The partners in an initiative to cut air pollution and protect endangered whales announced results from the 2020 program and recognized the shipping companies that successfully participated, reducing speeds to 10 knots or less in the San Francisco Bay Area and the Southern California region. The program’s new Southern California region extends from Point Arguello (in Santa Barbara County) to waters near Dana Point (by the Ports of Los Angeles and Long Beach).

The voluntary incentive program, called “Protecting Blue Whales and Blue Skies”

Shipping companies receive recognition and financial awards based on the percent of distance traveled by their vessels through the Vessel Speed Reduction (VSR) zones at 10 knots or less and with an average speed of 12 knots or less. The 10-knot target complements the National Oceanic and Atmospheric Administration’s (NOAA) requests for all vessels (300 gross tons or larger) to slow down during the months of peak endangered blue, humpback, and fin whale abundance to protect these whales from deadly ship strikes.

Ship strikes are a major threat to whales globally and to the recovery of endangered blue, fin, and humpback whales in California waters. Reducing the risk of ship strikes is a major priority of NOAA’s, including NOAA’s West Coast national marine sanctuaries. Observed and documented deaths totaled 49 endangered whales from 2007-2020, and likely represent only a small fraction of the total number of ship strikes taking place annually.

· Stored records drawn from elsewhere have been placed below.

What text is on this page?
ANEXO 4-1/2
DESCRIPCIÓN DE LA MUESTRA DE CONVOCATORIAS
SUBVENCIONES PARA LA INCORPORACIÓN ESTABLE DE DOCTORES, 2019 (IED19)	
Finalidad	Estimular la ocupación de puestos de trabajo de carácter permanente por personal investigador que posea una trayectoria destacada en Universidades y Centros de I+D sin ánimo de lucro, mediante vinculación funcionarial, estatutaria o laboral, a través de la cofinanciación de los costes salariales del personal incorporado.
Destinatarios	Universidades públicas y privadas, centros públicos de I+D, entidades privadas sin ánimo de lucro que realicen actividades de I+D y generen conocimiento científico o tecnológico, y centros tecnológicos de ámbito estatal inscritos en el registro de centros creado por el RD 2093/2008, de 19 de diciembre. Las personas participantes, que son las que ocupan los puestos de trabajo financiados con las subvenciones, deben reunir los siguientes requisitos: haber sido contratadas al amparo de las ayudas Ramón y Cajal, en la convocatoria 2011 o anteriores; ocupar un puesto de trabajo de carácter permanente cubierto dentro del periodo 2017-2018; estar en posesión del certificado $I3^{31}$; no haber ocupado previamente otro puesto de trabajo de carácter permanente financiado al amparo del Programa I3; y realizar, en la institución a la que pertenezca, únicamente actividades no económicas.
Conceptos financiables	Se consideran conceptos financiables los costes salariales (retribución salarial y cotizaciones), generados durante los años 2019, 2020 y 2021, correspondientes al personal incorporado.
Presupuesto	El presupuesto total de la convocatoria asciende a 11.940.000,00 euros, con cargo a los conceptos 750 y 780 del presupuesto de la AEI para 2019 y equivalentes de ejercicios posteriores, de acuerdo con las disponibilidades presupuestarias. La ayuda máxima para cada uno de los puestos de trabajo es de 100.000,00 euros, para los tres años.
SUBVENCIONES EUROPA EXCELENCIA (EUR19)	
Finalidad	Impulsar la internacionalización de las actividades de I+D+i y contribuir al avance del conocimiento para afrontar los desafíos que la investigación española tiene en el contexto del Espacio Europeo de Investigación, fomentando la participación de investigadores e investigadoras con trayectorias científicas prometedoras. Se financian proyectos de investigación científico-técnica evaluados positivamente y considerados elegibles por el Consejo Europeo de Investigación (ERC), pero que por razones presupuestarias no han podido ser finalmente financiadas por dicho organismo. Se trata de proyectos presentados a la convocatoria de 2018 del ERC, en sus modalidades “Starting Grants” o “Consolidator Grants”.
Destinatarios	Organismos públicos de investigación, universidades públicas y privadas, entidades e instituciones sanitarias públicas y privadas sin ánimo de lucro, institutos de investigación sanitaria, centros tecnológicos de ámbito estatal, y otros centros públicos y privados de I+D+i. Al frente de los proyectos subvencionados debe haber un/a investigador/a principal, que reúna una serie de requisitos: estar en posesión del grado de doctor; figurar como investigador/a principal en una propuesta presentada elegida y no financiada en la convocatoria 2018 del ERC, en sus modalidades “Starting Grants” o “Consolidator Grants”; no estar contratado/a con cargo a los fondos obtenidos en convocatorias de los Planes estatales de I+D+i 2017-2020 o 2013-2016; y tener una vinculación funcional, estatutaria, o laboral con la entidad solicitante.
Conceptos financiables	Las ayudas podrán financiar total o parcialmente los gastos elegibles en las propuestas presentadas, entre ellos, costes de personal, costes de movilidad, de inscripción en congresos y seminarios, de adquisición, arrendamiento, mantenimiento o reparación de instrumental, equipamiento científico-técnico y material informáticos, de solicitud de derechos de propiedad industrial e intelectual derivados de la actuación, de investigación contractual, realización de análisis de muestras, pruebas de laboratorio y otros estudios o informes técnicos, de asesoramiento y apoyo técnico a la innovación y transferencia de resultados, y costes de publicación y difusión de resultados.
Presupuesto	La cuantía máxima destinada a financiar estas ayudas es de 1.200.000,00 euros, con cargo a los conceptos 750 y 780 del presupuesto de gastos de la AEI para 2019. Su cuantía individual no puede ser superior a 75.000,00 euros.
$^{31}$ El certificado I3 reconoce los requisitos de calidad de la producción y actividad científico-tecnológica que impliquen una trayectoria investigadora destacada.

The timing of the program also coincides with the season when ground-level ozone (smog) concentrations are typically high. The 10-knot target allows ships to travel at an efficient operating load using less fuel and producing less pollution. Ocean-going vessels transiting the California coast generate nitrogen oxides (NOx, a precursor to smog), sulfur oxides (SOx), particle pollution, and greenhouse gases. These vessels account for more than 200 tons of NOx per day emitted off the coast of California, which affects ozone levels onshore in many regions of the state. The areas of greater Los Angeles (including Ventura County), Santa Barbara, and the San Francisco Bay do not meet the state and/or federal air quality standards for ozone.

 

The program partners established three award tiers to recognize participating companies based on the percent of distance their fleet traveled through the VSR zones at speeds of 10 knots or less. The three award tiers are Sapphire (75-100% of fleet total distance in VSR zones traveled at 10 knots or less), Gold (50-74%), and Blue Sky (25-49%). Automatic Identification System (AIS) transponders on each ship transmit the ship’s speed, heading, and location; AIS data was analyzed for each fleet and the company’s performance was classified by tier. Companies that performed at Gold or Sapphire level were awarded a financial incentive.


MSC, Hapag-Lloyd, Yang Ming, and MOL ACE notably achieved the Sapphire tier in the large company category (greater than 30 transits) by slowing down more than 800 transits, combined. Swire Shipping achieved the Sapphire tier in the small company category (less than 30 transits). For their outstanding commitment, all five of these companies earned the Protecting Blue Whales and Blue Skies Whale Tail award.


Seven companies – COSCO Shipping Lines, Evergreen, GALI, “K” Line, Maersk, Wallenius Wilhelmsen, and Swire Shipping – generously declined their financial incentive payment. Those funds will be used for additional public recognition efforts and reinvested in the 2021 program.

The VSR incentive program has expanded in scope and environmental benefits each year, including 2020, which marked the sixth year.